Elaine Chew at the official opening of the Kunsthall Stavanger Museum of Modern Art in Norway, 2013
The act of performing carries with it a wealth of embodied musical knowledge that goes well beyond the physical action of playing an instrument. Great performers are also incisive thinkers—able to take apart the music and put it together in a way that makes sense—and articulate communicators—capable of deciding how best to convey new ways of hearing to the listener and to execute it on their instrument. This knowledge is often unexplained and relegated to the realm of intuition. Much of my research activities seeks to uncover and make concrete this hidden knowledge.
Your participation on March 12, 2019 in the "Women in Mathematics Days" organized by the London Mathematical Society seems to testify to your interest in the place of women in research. What is your position on the subject?
There are three senior female researchers at the STMS, myself included, which is a little under 10% of the research staff. The STMS lab itself is headed by a female Director, Brigitte d’Andrea-Novel, who is Professor at the Sorbonne University and École des Mines, a control theory specialist, and director of the Musique aux Mines festival. Worldwide, recognition for women in Science and Engineering (WiSE) as well as for the importance of female composers and conductors are gaining traction. In addition, female-male parity and equal treatment of women are currently central issues at the CNRS as evidenced, amongst other things, by an open letter from the President and CEO Antoine Petit to all female staff in July of this year, encouraging eligible candidates to apply for competitions, promotions, and management positions, so the situation is expected to improve.

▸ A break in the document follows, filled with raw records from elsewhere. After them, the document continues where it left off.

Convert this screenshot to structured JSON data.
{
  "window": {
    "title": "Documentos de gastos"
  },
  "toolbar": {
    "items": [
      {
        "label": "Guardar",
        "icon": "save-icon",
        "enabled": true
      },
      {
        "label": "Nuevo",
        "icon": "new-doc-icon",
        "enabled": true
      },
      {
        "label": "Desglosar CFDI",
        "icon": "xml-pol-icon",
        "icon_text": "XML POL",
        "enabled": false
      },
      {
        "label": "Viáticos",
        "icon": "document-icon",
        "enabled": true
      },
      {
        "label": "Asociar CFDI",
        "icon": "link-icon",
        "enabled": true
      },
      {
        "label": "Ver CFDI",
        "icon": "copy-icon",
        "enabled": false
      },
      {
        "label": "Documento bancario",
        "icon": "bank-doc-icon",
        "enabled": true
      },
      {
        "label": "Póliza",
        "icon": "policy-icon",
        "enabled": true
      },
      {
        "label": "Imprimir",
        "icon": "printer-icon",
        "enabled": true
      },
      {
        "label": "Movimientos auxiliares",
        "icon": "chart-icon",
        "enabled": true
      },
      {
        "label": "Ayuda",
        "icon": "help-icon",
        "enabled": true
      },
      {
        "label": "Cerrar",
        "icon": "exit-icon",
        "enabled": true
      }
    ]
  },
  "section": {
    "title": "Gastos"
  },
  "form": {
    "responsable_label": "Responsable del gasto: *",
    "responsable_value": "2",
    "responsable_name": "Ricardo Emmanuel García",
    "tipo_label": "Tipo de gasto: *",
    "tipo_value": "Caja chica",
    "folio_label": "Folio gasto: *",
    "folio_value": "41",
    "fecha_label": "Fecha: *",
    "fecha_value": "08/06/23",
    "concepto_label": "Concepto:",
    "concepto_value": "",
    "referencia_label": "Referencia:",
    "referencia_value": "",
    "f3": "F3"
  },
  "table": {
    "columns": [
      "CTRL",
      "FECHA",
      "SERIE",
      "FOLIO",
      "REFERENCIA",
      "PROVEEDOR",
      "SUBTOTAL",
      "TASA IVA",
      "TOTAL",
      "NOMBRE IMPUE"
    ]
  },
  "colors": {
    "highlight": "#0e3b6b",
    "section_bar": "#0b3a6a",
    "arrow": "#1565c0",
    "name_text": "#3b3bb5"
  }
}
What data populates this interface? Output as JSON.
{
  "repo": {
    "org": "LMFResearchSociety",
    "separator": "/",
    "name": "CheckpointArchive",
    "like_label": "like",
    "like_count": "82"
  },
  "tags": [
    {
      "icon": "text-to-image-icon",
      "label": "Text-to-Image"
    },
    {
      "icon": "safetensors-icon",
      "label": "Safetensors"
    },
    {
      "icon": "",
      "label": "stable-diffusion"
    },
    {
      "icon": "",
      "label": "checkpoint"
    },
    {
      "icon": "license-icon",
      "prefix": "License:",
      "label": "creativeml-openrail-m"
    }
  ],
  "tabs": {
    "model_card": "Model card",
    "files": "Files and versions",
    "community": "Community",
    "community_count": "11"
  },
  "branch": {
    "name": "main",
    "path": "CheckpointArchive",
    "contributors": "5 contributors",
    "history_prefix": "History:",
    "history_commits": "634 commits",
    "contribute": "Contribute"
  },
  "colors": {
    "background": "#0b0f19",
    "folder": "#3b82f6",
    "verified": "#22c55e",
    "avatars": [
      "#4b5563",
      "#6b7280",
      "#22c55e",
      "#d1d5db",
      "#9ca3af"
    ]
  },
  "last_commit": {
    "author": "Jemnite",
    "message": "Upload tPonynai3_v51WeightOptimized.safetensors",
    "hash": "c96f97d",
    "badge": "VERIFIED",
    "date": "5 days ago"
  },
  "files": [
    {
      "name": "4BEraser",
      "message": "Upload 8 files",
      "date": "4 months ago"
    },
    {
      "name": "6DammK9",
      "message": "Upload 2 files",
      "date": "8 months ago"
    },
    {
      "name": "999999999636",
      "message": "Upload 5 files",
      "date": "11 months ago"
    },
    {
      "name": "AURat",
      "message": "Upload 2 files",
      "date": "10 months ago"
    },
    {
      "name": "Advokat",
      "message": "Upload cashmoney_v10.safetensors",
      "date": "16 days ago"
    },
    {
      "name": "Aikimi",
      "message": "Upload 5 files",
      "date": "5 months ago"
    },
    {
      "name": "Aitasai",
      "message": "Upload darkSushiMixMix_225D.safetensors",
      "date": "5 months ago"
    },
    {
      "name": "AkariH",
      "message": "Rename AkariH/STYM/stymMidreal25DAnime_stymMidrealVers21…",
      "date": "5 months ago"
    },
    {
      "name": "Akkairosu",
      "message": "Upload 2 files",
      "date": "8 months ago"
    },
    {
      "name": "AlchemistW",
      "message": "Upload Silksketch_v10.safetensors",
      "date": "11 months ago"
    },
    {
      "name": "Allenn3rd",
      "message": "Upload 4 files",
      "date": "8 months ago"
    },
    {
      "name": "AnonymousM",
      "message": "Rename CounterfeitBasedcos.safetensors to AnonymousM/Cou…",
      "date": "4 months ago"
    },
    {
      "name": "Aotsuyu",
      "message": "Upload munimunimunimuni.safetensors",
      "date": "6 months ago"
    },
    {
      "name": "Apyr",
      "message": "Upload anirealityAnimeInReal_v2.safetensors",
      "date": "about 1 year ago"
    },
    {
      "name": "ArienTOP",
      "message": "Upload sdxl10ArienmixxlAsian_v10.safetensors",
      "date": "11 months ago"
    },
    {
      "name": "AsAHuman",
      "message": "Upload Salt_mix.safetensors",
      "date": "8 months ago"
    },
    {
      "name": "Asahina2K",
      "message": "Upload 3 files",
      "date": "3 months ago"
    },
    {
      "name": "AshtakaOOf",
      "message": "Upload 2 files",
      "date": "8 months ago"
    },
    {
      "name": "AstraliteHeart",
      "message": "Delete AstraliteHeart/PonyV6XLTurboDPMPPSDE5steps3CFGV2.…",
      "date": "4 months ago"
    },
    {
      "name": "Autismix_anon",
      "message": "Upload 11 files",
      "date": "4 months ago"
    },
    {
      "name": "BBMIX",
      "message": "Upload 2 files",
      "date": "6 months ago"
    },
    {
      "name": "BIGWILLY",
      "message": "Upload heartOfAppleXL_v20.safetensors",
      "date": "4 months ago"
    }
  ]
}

Lack of female peers while studying as the sole or only one of two women in high school computer science, undergraduate mathematical sciences, and PhD operations research courses did not bother me as much as when I was working professionally as a female researcher and witnessed firsthand how women are disadvantaged and held back from advancement by simple things such as being assigned ‘housekeeping’ work rather than more visible ‘glamour’ work. I could not help but be interested, perhaps self-interested, in the prospects of women in research.
As a beginning Assistant Professor, I benefited from enlightened leaders and generous WiSE programs that sought to level the playing field. I have also seen how the presence of female (and other kinds of minority) role models makes a difference in changing the research landscape by challenging stereotypes and perceptions of leadership. It has been gratifying to see that many of my former students and postdocs (both female and male) have gone on to become dynamic WiSE champions, founding and running the Women in MIR (WiMIR) mentoring programs and workshops. They have accomplished far more than I could ever have done.
For an organization to function optimally in a competitive environment, it must be able to benefit fully from the skills and strengths of both women and men. Research has shown that women in the boardroom improve strategic decision making and business performance. Ensuring that all voices are represented is not only the job of women; it is important that both men and women work together to make sure that this happens.